Leytonstone, London, UK
TYPE Interior & External Alterations
SERVICE Architecture | Design | Fabrication | Construction
A professional couple approached Eckford Chong to extend and alter the ground floor of the 1930’s mid-terrace house in East London. The client sought an aesthetic that complemented the period of the property, with a large light filled space well connected to the garden for their young family and guests to enjoy.
As with all projects, we initially proposed a variety of options for the rear extension, considering how the new open space would integrate with the existing rooms on the ground floor. The new kitchen/diner was to be the family hub and the new heart of the home, so needed to facilitate the messy day to day clutter the young toddlers would leave in their wake, but also a flexible space, quick to tidy and transform, in preparation for the arrival of guests. This led to a central separated play room, effectively a large storage vessel which as the kids grow-up, could later be reappropriated as a snug or study, always connected to the core family space.
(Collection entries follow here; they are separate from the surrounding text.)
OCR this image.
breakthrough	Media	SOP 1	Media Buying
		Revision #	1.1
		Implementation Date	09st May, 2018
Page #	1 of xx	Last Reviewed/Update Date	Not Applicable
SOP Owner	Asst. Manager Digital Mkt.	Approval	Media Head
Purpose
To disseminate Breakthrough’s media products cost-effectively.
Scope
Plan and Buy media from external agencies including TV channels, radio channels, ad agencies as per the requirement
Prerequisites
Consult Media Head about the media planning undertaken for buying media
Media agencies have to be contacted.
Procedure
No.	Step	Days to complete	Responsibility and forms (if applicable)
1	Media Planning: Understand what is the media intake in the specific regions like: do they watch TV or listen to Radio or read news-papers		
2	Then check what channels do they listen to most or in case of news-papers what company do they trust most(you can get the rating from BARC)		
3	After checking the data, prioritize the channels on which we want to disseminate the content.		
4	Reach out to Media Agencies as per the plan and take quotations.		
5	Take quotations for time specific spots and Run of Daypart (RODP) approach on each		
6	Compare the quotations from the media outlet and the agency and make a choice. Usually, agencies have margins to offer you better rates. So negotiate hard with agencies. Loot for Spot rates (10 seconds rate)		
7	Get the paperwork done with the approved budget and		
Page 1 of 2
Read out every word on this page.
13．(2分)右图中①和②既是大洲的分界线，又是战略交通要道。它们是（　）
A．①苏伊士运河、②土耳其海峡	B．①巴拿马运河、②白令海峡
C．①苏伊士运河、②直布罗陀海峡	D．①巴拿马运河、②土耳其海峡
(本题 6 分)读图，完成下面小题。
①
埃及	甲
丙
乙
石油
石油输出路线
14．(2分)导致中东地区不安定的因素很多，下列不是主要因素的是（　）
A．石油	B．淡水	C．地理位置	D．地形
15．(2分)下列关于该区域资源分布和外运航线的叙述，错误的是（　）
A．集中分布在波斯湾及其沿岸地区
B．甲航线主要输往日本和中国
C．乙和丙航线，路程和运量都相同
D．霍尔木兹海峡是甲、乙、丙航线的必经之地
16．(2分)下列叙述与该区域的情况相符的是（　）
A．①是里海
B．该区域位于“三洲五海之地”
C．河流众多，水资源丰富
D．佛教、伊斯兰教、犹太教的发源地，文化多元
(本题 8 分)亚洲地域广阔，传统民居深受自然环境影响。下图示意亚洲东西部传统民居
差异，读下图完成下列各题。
The relationship between the main living area and the garden was an integral part of the project and to establish a direct interaction between inside and out; rather than the usual approach to install full width sliding doors, we adopted a more playful solution using sliding windows with an external linear seat and a corresponding internal storage bench to define internal and external dining spaces, flexible areas that could also be used for working, reading and relaxing.
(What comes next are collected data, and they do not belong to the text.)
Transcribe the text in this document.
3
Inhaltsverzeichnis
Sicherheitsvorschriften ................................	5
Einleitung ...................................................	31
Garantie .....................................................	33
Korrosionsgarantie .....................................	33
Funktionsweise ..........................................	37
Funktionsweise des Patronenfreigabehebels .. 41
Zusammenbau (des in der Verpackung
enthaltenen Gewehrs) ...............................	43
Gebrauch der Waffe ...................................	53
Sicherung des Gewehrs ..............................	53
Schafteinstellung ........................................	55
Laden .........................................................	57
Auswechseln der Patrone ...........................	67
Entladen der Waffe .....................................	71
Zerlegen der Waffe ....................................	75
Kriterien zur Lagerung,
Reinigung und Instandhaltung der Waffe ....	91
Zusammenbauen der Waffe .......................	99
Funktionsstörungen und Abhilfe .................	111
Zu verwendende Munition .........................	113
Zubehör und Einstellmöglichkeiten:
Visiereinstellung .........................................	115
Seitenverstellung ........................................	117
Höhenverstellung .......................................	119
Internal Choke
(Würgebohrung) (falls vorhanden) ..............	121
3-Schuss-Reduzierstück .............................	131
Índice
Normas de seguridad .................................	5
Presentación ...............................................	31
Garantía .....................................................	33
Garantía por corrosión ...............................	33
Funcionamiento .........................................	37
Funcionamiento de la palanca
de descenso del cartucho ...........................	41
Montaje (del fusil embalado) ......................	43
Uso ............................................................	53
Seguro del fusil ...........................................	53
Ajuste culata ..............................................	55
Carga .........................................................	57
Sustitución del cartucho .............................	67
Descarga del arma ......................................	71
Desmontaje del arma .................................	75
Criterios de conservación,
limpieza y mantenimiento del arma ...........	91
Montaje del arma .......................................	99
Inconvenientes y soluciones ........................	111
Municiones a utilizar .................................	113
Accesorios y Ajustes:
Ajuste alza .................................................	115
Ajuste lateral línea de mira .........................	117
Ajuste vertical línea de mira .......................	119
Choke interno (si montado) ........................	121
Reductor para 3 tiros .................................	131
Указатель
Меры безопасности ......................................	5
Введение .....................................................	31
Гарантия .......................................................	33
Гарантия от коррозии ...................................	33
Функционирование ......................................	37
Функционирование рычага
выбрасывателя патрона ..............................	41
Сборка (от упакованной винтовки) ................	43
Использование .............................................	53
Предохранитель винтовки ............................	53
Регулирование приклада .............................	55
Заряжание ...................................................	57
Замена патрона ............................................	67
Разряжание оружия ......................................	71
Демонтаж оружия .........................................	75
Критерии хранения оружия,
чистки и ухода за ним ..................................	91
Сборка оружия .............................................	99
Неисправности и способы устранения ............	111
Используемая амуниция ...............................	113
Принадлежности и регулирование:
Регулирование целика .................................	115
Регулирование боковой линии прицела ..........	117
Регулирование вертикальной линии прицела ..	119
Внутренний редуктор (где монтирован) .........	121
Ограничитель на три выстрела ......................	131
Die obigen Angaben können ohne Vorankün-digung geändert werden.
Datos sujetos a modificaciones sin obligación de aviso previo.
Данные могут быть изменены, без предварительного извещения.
The property’s orientation meant that maximising the glazing would benefit all year round, with natural light reaching deep into the plan, windows could be opened wide during the summer, whilst solar gain would warm the rooms throughout the winter months.
3 large rooflights were installed to the new flat roof above, with a single pivot door and sliding windows to the rear with double glazed aluminium units in ‘crittal’ style referencing the period of the property.
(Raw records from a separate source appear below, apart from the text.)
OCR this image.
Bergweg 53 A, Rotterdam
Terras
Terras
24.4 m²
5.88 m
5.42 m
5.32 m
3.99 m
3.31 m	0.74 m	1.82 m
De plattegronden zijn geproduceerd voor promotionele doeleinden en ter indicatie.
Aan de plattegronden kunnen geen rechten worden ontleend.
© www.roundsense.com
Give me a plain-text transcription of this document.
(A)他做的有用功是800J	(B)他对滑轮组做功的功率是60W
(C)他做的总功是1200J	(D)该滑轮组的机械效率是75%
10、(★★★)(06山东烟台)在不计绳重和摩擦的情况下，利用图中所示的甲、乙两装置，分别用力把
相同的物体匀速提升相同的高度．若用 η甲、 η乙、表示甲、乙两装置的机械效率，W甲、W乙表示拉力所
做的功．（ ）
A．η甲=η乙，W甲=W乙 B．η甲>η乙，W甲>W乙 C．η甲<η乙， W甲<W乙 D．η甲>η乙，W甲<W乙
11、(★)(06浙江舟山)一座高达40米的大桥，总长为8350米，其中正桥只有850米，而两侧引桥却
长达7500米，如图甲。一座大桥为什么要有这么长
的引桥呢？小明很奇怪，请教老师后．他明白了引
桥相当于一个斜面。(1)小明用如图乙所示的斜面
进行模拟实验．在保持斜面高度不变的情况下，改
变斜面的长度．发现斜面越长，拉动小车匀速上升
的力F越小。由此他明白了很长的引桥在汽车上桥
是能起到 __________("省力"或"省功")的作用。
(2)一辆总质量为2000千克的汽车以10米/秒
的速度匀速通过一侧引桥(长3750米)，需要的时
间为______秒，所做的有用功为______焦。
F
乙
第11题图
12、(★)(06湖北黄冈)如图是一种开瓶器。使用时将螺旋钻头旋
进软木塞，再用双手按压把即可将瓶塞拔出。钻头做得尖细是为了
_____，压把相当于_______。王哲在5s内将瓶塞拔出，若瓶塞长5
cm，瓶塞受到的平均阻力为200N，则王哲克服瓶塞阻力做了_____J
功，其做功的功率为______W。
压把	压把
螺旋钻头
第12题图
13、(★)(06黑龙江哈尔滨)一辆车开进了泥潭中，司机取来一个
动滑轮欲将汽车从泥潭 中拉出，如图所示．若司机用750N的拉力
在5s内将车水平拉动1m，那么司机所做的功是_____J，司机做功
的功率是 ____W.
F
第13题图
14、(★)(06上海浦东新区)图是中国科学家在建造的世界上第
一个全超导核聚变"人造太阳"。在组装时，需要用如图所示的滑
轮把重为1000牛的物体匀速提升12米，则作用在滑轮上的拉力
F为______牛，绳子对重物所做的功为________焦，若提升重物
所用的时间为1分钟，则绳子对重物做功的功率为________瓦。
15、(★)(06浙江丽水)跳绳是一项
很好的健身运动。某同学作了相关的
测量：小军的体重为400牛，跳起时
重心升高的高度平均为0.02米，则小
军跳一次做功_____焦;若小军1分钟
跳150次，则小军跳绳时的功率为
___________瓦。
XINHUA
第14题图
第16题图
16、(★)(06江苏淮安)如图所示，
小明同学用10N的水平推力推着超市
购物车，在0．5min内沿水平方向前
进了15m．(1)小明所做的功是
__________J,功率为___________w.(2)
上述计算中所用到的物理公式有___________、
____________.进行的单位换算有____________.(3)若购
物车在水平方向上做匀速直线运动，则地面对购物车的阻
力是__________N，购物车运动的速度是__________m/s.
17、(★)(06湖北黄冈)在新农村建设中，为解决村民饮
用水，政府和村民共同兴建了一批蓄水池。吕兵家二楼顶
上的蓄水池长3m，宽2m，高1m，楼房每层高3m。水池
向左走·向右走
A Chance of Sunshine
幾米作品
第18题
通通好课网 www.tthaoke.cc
The exposed grey painted structural steel and fully integrated, bespoke kitchen with powder coated exposed steel detailing recalls the light industrial details common of the era. The colour palette of the kitchen units was informed by the dark steel and windows and the bright geometry of the bespoke vinyl floor.
The 3 principal external materials of brick, concrete and black metalwork provides a balanced composition. A red, chalky brick was selected in reference to the original arched brick lintels; the pointing was left raked back to clearly express each brick, enhancing the textural qualities further highlighted by concrete bench seat, lintels and coping all contributing to a robust and subtly articulated rear elevation.